Lo, it contained notebooks!  My notebooks and journals from the very early years--high school, college, my 6 months in Germany after college.  Amid the excruciating details of my forever overlapping love interests-- (how the world has changed! My own 17-year-old, nor most of her friends, does not concern herself with boys or girls or any love interests but with her own mighty path of becomingness.  Is this true in other parts of the world, or is this specific to her and her microcosm?)--there are POEMS to discover, including this one, typed on an actual typewriter and then marked up and down.  It was folded into my journal from 1984-85, my senior year in college.

Careful readers of  Squeeze may recognize a precursor to my poem "The Moon Moves," which in more than one place I claim to have written first as a 2nd-grader.  Apparently I have been living that lie for all it's worth!  The original version above is clearly based on bike trips I took in the dark during my summer at home in Richmond in 1984, where I visited childhood stomping grounds and viewed them with all the wisdom and perspective of a 20-year-old--"old rounds, new."

Of course, nothing is exactly proven except the fact that I have a a really faulty memory.  It is still possible that somewhere I might turn up an original first poem about riding my bike in the dark at age 7 or 8 (mothers let their kids do that back in 1972).  But I think, in trawling my mind for material for Squeeze, that I neatly bypassed the memory of this composed college version of my kid experience and recreated it as a directly experienced episode of my childhood.

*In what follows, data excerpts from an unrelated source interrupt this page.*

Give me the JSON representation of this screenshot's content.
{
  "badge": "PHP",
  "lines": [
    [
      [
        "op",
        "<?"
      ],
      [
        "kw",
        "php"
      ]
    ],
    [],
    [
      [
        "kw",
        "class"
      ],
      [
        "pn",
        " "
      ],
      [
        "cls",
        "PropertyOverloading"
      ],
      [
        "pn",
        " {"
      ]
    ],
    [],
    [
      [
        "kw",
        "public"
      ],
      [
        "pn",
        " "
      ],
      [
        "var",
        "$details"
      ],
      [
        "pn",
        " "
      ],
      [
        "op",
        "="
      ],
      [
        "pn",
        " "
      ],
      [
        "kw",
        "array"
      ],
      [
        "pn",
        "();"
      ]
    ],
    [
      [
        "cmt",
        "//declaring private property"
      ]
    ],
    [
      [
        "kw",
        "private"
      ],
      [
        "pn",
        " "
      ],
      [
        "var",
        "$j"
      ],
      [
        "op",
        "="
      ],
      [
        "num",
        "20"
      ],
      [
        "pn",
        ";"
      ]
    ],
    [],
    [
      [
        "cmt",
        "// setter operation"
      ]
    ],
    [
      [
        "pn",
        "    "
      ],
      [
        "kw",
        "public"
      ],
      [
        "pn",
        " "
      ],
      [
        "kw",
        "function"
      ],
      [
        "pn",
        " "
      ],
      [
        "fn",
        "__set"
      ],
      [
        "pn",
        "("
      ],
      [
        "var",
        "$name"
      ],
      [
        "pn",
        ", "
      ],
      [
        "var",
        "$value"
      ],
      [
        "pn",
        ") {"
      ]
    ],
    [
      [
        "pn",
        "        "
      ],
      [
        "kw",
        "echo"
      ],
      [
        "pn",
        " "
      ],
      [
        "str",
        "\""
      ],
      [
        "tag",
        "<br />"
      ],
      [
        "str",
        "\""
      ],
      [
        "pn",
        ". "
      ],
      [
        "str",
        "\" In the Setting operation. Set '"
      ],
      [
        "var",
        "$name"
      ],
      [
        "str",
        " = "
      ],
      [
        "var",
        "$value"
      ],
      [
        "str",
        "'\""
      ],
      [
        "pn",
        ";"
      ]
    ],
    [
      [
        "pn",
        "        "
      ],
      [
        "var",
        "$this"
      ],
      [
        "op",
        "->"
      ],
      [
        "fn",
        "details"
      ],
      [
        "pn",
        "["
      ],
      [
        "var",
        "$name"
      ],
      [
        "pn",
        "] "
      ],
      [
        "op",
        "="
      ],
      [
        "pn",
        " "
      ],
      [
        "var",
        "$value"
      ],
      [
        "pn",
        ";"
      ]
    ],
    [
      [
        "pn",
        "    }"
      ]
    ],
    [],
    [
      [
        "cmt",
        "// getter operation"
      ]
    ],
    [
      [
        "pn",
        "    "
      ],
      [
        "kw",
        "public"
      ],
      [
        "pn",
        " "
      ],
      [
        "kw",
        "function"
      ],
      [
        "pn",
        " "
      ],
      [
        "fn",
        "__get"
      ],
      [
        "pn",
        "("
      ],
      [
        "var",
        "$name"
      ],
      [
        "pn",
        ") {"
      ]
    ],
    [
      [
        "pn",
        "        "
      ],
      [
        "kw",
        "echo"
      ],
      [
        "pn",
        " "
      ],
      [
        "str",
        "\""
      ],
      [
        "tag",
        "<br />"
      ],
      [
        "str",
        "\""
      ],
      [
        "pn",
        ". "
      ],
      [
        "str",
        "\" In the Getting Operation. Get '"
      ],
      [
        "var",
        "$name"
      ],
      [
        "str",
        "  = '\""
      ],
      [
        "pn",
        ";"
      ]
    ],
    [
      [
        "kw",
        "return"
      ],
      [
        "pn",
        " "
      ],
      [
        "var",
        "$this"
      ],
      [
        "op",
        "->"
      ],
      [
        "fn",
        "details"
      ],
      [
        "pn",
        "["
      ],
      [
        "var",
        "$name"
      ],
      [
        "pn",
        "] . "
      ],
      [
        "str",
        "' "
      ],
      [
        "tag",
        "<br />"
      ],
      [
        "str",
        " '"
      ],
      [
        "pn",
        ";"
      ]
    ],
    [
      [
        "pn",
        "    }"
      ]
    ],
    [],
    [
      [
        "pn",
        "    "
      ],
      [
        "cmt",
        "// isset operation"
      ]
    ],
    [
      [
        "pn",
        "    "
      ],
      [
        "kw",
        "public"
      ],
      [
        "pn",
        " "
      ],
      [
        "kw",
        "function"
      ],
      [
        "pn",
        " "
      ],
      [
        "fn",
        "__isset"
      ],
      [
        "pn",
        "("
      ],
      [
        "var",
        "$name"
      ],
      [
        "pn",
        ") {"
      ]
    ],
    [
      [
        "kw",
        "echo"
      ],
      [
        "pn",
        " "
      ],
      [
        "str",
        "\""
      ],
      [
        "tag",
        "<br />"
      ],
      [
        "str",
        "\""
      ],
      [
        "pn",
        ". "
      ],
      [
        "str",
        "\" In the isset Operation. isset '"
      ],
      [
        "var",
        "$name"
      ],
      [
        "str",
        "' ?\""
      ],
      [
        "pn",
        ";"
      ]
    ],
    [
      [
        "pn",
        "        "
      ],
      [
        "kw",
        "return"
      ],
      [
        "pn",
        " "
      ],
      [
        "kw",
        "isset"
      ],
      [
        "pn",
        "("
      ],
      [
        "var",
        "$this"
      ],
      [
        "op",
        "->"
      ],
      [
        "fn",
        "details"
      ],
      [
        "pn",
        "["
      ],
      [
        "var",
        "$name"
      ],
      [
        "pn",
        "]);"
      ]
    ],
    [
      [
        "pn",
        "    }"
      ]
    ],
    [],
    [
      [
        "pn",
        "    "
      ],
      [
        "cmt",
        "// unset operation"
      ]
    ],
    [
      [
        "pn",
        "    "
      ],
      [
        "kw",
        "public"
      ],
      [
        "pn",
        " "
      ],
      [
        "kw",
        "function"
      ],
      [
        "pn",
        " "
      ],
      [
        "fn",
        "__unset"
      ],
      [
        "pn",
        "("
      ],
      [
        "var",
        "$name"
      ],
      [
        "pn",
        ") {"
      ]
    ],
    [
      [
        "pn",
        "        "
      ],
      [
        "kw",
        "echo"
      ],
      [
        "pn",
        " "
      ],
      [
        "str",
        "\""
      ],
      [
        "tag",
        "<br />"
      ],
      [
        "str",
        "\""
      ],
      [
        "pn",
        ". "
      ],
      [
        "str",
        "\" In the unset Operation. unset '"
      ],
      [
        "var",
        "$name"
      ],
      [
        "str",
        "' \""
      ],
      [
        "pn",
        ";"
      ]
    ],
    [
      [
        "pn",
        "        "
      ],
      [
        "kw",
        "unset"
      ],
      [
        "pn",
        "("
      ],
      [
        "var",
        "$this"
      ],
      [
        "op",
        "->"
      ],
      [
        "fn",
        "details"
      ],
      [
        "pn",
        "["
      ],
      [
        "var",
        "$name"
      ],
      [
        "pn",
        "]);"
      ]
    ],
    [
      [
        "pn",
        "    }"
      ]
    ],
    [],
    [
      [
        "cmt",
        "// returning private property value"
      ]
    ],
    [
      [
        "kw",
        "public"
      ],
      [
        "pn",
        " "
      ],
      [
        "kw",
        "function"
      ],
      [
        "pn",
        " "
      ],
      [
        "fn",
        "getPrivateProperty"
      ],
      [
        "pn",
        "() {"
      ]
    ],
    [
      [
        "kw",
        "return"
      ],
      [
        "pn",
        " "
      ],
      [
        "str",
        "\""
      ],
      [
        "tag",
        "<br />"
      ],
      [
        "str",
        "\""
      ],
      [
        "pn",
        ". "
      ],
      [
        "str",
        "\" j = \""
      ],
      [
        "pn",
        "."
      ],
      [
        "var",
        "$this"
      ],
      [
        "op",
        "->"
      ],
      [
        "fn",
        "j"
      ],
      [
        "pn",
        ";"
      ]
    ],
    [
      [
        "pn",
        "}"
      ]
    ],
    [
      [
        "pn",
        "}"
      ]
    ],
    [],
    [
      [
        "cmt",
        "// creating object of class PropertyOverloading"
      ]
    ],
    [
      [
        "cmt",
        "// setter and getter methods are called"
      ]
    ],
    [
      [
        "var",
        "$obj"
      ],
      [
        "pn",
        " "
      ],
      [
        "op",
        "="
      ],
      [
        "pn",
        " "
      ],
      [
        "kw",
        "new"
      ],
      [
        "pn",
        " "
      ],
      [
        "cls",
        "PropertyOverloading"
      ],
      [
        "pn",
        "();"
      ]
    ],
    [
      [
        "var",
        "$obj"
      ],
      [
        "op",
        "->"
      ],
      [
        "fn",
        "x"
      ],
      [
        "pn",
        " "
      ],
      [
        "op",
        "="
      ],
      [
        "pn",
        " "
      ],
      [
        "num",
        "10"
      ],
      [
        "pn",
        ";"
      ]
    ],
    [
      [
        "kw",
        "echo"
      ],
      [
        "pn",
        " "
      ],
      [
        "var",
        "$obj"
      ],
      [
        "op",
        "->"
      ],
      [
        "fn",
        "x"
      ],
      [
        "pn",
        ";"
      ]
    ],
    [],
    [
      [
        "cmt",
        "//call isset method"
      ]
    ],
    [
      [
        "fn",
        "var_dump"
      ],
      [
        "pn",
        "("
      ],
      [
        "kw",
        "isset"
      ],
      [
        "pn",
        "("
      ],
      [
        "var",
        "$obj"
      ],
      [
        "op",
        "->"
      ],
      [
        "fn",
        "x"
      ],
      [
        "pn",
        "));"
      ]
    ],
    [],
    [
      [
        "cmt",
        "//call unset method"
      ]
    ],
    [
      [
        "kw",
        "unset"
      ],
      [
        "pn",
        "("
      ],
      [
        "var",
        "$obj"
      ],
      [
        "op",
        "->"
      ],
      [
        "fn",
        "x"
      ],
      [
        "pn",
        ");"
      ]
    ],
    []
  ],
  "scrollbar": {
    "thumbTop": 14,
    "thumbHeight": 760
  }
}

But wait!  There's more!  Looking yet more closely at my 1985 draft, I also see elements of another Squeeze poem, "Singing the Swing:" 

old rounds,                                                                  new

Now I swing and point my toes                                   reach out with your toes
straight into the mottled sky.                                        kick at the clouds

I, the chains and the earth,                                           hold safe to the chains
we swing a scalene explosion                                      you're rooted in earth but you're singing the swing

However it has all developed, the Silver Linings file is getting fat, because THIS is why I keep stuff!  Too much stuff, to be sure, but I keep it because

1) the proven fact that I have a really faulty memory
2) writers should never erase or trash anything--
    you never know when or why it may come in interesting, if not actually handy, and
3) "Those who cannot remember the past are condemned to repeat it," and I prefer to repeat my past with a sense of awareness.

I look forward to a steadier, more reciprocal participation in Poetry Friday for the rest of the summer.  Thanks to Tabatha for hosting today at The Opposite of Indifference, where her theme of mistakes offers ample room for my lie the size of the moon!